Malgré ces avertissements, Rome a poursuivi ce système et a refusé toute réforme. Lorsque le niveau des dettes devenait insoutenable, les magistrats décidaient, comme aujourd’hui, de baisser les taux d’intérêt pour limiter, en vain, l’avènement d’une crise. Dans l’Empire romain, le droit a même été rédigé en faveur des créanciers, dans l’idée que la dette constitue un principe économique naturel et qu’aucun autre ne pourrait le remplacer.
L’économie du crédit n’a fait alors que se renforcer. Dans une période en proie à de fortes révoltes, Jésus, né en Judée sous l’Empire romain, s’est opposé tout au long de sa vie au pouvoir exorbitant des marchands. Selon l’historien Michael Hudson, sa crucifixion aurait même suivi son annonce d’un jubilé monétaire par la proclamation de versets de l’Ancien Testament… Les paroles de Jésus auraient ensuite été modifiées en remplaçant le mot dette par péché, afin d’en dépolitiser la portée. Dans l’Évangile selon Matthieu (6:12), on retrouve d’ailleurs la phrase : « Pardonne-nous nos péchés, car nous aussi nous pardonnons à quiconque nous a offensés », alors qu’en araméen, dette et péché se disent tous deux hoba.
D’ailleurs, l’Église romaine a affirmé par la suite que Jésus n’aurait été ni un être humain ni un activiste s’opposant au pouvoir des créanciers, afin de faire oublier son combat et de préserver ses intérêts. Son action est pourtant restée gravée dans les esprits : durant des siècles, la condamnation de l’usure par le christianisme s’est installée progressivement, et ce jusqu’au milieu du Moyen Âge, période qui a marqué à la fois le succès définitif des marchands sur l’ordre établi et le retour des Empires.
Depuis, les puissances hégémoniques successives ont toutes fini par s’effondrer dans des conditions semblables à celles d’Athènes et de Rome, où l’accroissement exponentiel de leurs dettes a conduit à des crises monétaires et financières, puis à l’instauration d’une dictature.
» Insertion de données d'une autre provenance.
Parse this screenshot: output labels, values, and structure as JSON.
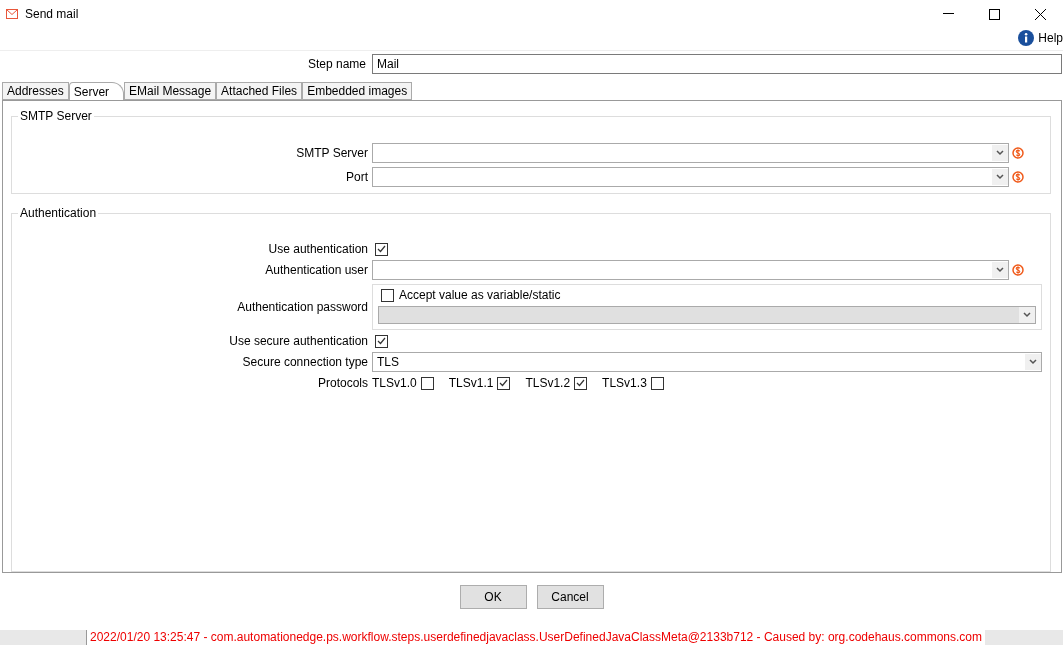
{
  "window": {
    "title": "Send mail"
  },
  "help": "Help",
  "step_name": {
    "label": "Step name",
    "value": "Mail"
  },
  "tabs": [
    {
      "label": "Addresses",
      "selected": false
    },
    {
      "label": "Server",
      "selected": true
    },
    {
      "label": "EMail Message",
      "selected": false
    },
    {
      "label": "Attached Files",
      "selected": false
    },
    {
      "label": "Embedded images",
      "selected": false
    }
  ],
  "smtp_group": {
    "title": "SMTP Server",
    "fields": [
      {
        "label": "SMTP Server"
      },
      {
        "label": "Port"
      }
    ]
  },
  "auth_group": {
    "title": "Authentication",
    "use_authentication": {
      "label": "Use authentication",
      "checked": true
    },
    "authentication_user": {
      "label": "Authentication user"
    },
    "authentication_password": {
      "label": "Authentication password",
      "accept_variable": {
        "label": "Accept value as variable/static",
        "checked": false
      },
      "disabled": true
    },
    "use_secure_authentication": {
      "label": "Use secure authentication",
      "checked": true
    },
    "secure_connection_type": {
      "label": "Secure connection type",
      "value": "TLS"
    },
    "protocols": {
      "label": "Protocols",
      "items": [
        {
          "label": "TLSv1.0",
          "checked": false
        },
        {
          "label": "TLSv1.1",
          "checked": true
        },
        {
          "label": "TLSv1.2",
          "checked": true
        },
        {
          "label": "TLSv1.3",
          "checked": false
        }
      ]
    }
  },
  "buttons": [
    "OK",
    "Cancel"
  ],
  "background_log": "2022/01/20 13:25:47 - com.automationedge.ps.workflow.steps.userdefinedjavaclass.UserDefinedJavaClassMeta@2133b712 - Caused by: org.codehaus.commons.com"
}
Les États-Unis sont aujourd’hui plus que jamais concernés par un tel risque. Et, comme autrefois, la guerre apparaît pour eux comme le dernier recours pour tenter d’en retarder l’échéance.
Mais de nos jours, le crédit est au cœur de toutes les économies, la monnaie étant créée par la dette. Le monde, longtemps gouverné par un ordre religieux et militaire, est désormais sous l’emprise de l’ordre marchand. La majorité des dettes mondiales est due aux 1 % les plus riches de la population. L’oligarchie n’est donc plus localisée : elle s’est étendue aux quatre coins du monde et menace, chaque jour davantage, de faire naître une civilisation totalitaire et concentrationnaire. C’est face à cette menace que non seulement le retour à un grand jubilé s’impose, mais surtout que la création d’un nouveau système monétaire libéré de la dette devient plus que jamais une nécessité.